In considering a potential sale of their company, most middle market business owners know that multiple types of buyers may exist in the market, among them strategic buyers and private equity (“PE”) investors. Further, they understand that a strategic buyer might represent the pathway to a 100% sale, while partnering with a PE investor may represent an initial majority sale event (e.g. 80%), followed by a secondary sale event in the future.
Despite a general familiarity with the concept of PE, many business owners are less likely to fully appreciate the breadth and depth of the landscape that has developed over the last 20 years. According to PitchBook’s 2016 Annual U.S. PE Middle Market Report, there are about 5,000 PE firms globally. In the U.S. lower middle market alone, 748 buyouts were completed in 2016 for an aggregate deal value of $36 billion, both figures representing increased activity over recent years. The proliferation in the number of PE firms has resulted in a highly competitive market as well as an evolution in the investment strategies and transaction structures which are being deployed, some of which may have specific appeal to certain business owners.
While organic growth and the use of leverage can generate equity returns, PE investors are increasingly specializing in areas where they have proven to be able to deliver strategic value to companies. One strategy is a targeted focus on select industries with a specific investment thesis, often accompanied by access to seasoned executives with relevant experience and relationships which can be deployed into management or board-level positions. Additional capabilities may exist to support global expansion, complementary acquisitions or operational improvements. Still others may leverage a specific track record of success in supporting high growth companies or businesses in distress.

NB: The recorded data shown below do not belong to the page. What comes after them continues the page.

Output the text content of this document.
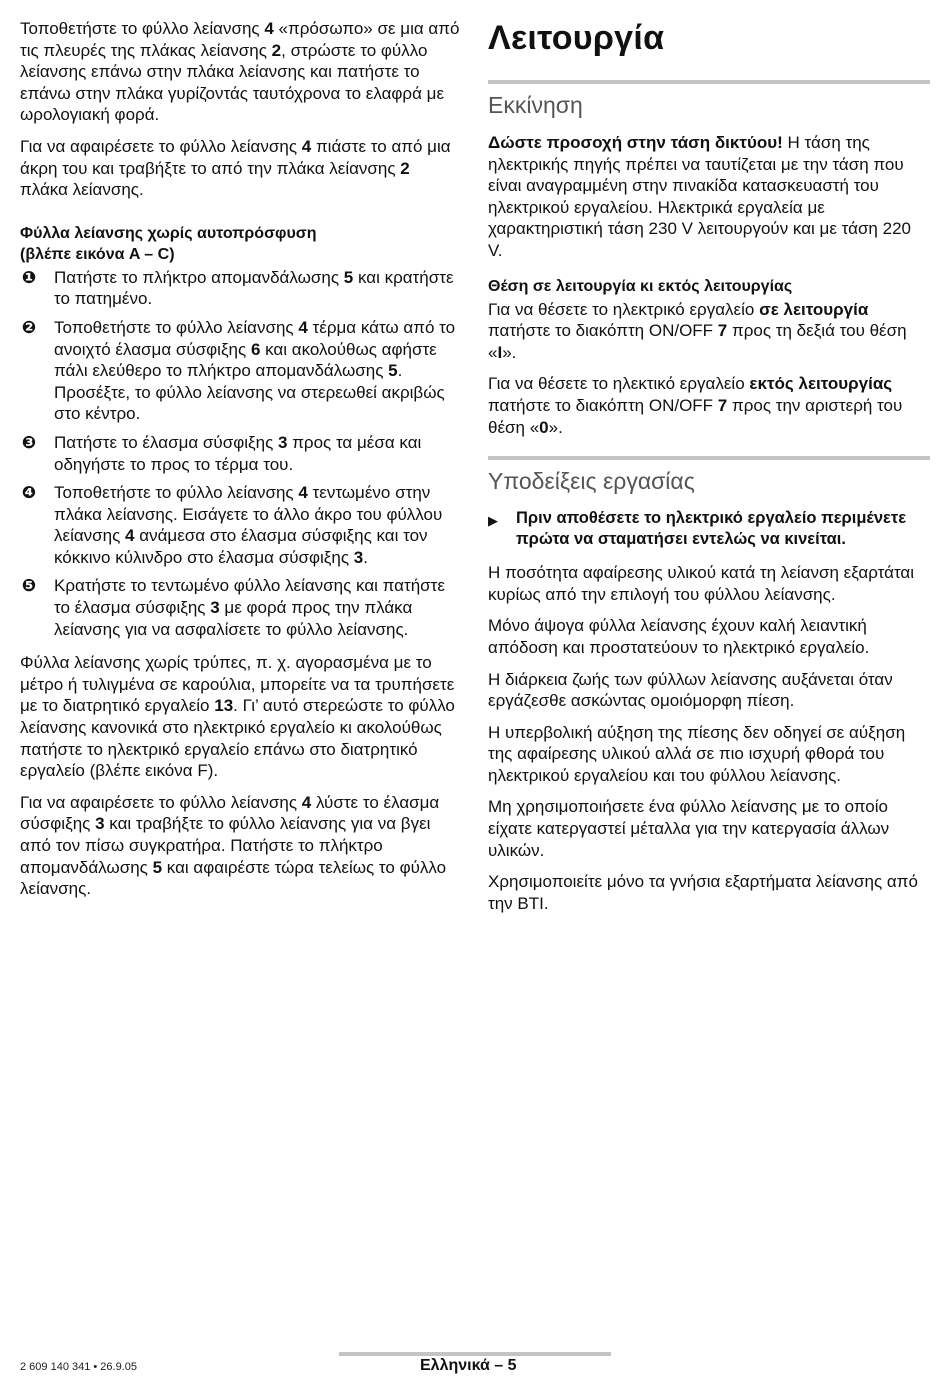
Τοποθετήστε το φύλλο λείανσης 4 «πρόσωπο» σε μια από τις πλευρές της πλάκας λείανσης 2, στρώστε το φύλλο λείανσης επάνω στην πλάκα λείανσης και πατήστε το επάνω στην πλάκα γυρίζοντάς ταυτόχρονα το ελαφρά με ωρολογιακή φορά.

Για να αφαιρέσετε το φύλλο λείανσης 4 πιάστε το από μια άκρη του και τραβήξτε το από την πλάκα λείανσης 2 πλάκα λείανσης.

Φύλλα λείανσης χωρίς αυτοπρόσφυση
(βλέπε εικόνα A – C)
❶ Πατήστε το πλήκτρο απομανδάλωσης 5 και κρατήστε το πατημένο.
❷ Τοποθετήστε το φύλλο λείανσης 4 τέρμα κάτω από το ανοιχτό έλασμα σύσφιξης 6 και ακολούθως αφήστε πάλι ελεύθερο το πλήκτρο απομανδάλωσης 5. Προσέξτε, το φύλλο λείανσης να στερεωθεί ακριβώς στο κέντρο.
❸ Πατήστε το έλασμα σύσφιξης 3 προς τα μέσα και οδηγήστε το προς το τέρμα του.
❹ Τοποθετήστε το φύλλο λείανσης 4 τεντωμένο στην πλάκα λείανσης. Εισάγετε το άλλο άκρο του φύλλου λείανσης 4 ανάμεσα στο έλασμα σύσφιξης και τον κόκκινο κύλινδρο στο έλασμα σύσφιξης 3.
❺ Κρατήστε το τεντωμένο φύλλο λείανσης και πατήστε το έλασμα σύσφιξης 3 με φορά προς την πλάκα λείανσης για να ασφαλίσετε το φύλλο λείανσης.

Φύλλα λείανσης χωρίς τρύπες, π. χ. αγορασμένα με το μέτρο ή τυλιγμένα σε καρούλια, μπορείτε να τα τρυπήσετε με το διατρητικό εργαλείο 13. Γι’ αυτό στερεώστε το φύλλο λείανσης κανονικά στο ηλεκτρικό εργαλείο κι ακολούθως πατήστε το ηλεκτρικό εργαλείο επάνω στο διατρητικό εργαλείο (βλέπε εικόνα F).

Για να αφαιρέσετε το φύλλο λείανσης 4 λύστε το έλασμα σύσφιξης 3 και τραβήξτε το φύλλο λείανσης για να βγει από τον πίσω συγκρατήρα. Πατήστε το πλήκτρο απομανδάλωσης 5 και αφαιρέστε τώρα τελείως το φύλλο λείανσης.

Λειτουργία
Εκκίνηση

Δώστε προσοχή στην τάση δικτύου! Η τάση της ηλεκτρικής πηγής πρέπει να ταυτίζεται με την τάση που είναι αναγραμμένη στην πινακίδα κατασκευαστή του ηλεκτρικού εργαλείου. Ηλεκτρικά εργαλεία με χαρακτηριστική τάση 230 V λειτουργούν και με τάση 220 V.

Θέση σε λειτουργία κι εκτός λειτουργίας

Για να θέσετε το ηλεκτρικό εργαλείο σε λειτουργία πατήστε το διακόπτη ON/OFF 7 προς τη δεξιά του θέση «I».

Για να θέσετε το ηλεκτικό εργαλείο εκτός λειτουργίας πατήστε το διακόπτη ON/OFF 7 προς την αριστερή του θέση «0».

Υποδείξεις εργασίας
▶ Πριν αποθέσετε το ηλεκτρικό εργαλείο περιμένετε πρώτα να σταματήσει εντελώς να κινείται.

Η ποσότητα αφαίρεσης υλικού κατά τη λείανση εξαρτάται κυρίως από την επιλογή του φύλλου λείανσης.

Μόνο άψογα φύλλα λείανσης έχουν καλή λειαντική απόδοση και προστατεύουν το ηλεκτρικό εργαλείο.

Η διάρκεια ζωής των φύλλων λείανσης αυξάνεται όταν εργάζεσθε ασκώντας ομοιόμορφη πίεση.

Η υπερβολική αύξηση της πίεσης δεν οδηγεί σε αύξηση της αφαίρεσης υλικού αλλά σε πιο ισχυρή φθορά του ηλεκτρικού εργαλείου και του φύλλου λείανσης.

Μη χρησιμοποιήσετε ένα φύλλο λείανσης με το οποίο είχατε κατεργαστεί μέταλλα για την κατεργασία άλλων υλικών.

Χρησιμοποιείτε μόνο τα γνήσια εξαρτήματα λείανσης από την BTI.

2 609 140 341 • 26.9.05	Ελληνικά – 5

In recent years, the market for non-control deals (e.g. 20-49% purchase) has opened up significantly, not just among PE investors who are willing to do minority deals, but funds that are designated specifically for this purpose. A minority sale might appeal to the business owner who desires a partial, non-control liquidity event to diversify their wealth or to buy out another shareholder, and/or to pursue strategic initiatives with the support of the capital or expertise that a PE investor can provide.

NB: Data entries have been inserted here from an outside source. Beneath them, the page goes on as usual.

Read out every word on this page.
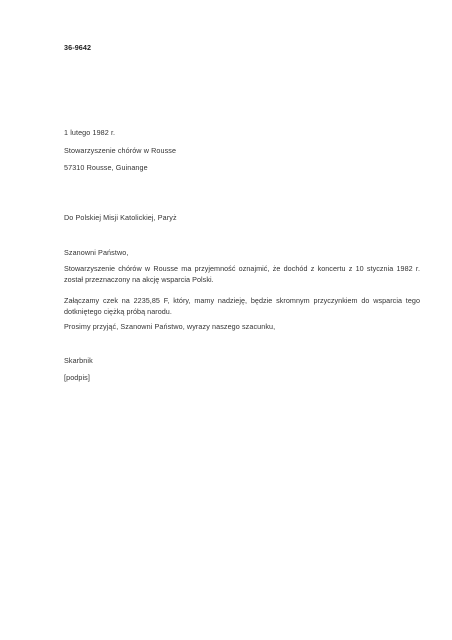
36-9642
1 lutego 1982 r.
Stowarzyszenie chórów w Rousse
57310 Rousse, Guinange
Do Polskiej Misji Katolickiej, Paryż
Szanowni Państwo,
Stowarzyszenie chórów w Rousse ma przyjemność oznajmić, że dochód z koncertu z 10 stycznia 1982 r. został przeznaczony na akcję wsparcia Polski.
Załączamy czek na 2235,85 F, który, mamy nadzieję, będzie skromnym przyczynkiem do wsparcia tego dotkniętego ciężką próbą narodu.
Prosimy przyjąć, Szanowni Państwo, wyrazy naszego szacunku,
Skarbnik
[podpis]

Additionally, creative transaction structures can be designed which balance current value versus future proceeds which may vary upon various investor return scenarios at exit. For PE investors, minority deals can provide the opportunity to invest in companies that otherwise may not be a candidate for a traditionally structured transaction, while aligning with business owners who have a sound strategic plan for their company and desire the support of a PE investor in order to execute their vision.
Traditional PE funds are typically raised from predominantly institutional investors and have a defined life span, which may dictate limits to investment hold periods. Another category of financial investor is the “family office,” typically high-net-worth individuals or families which invest into businesses in much the same way as traditional PE investors, but which may have greater latitude with respect to their investment time horizon. Another example is the publicly-traded PE fund, which may de-emphasize exit proceeds in favor of annual income in the form of dividends or interest. Transactions with these types of investors may appeal to business owners who wish to see their companies owned by an entity with the ability to be a steward of the company for a longer period of time.
Given the myriad options which exist in the market, business owners should consider the full spectrum of transaction alternatives available. The role of an investment banker begins with understanding shareholder objectives, which themselves may be nuanced. Approaching the market with a clear and consistent message of what business owners are looking to accomplish in a transaction is critical to running a successful sale process. An experienced investment banker can provide his or her clients with a market based perspective on which structures might be possible under different circumstances and can ultimately assist in negotiating for an outcome that matches each client’s individual objectives.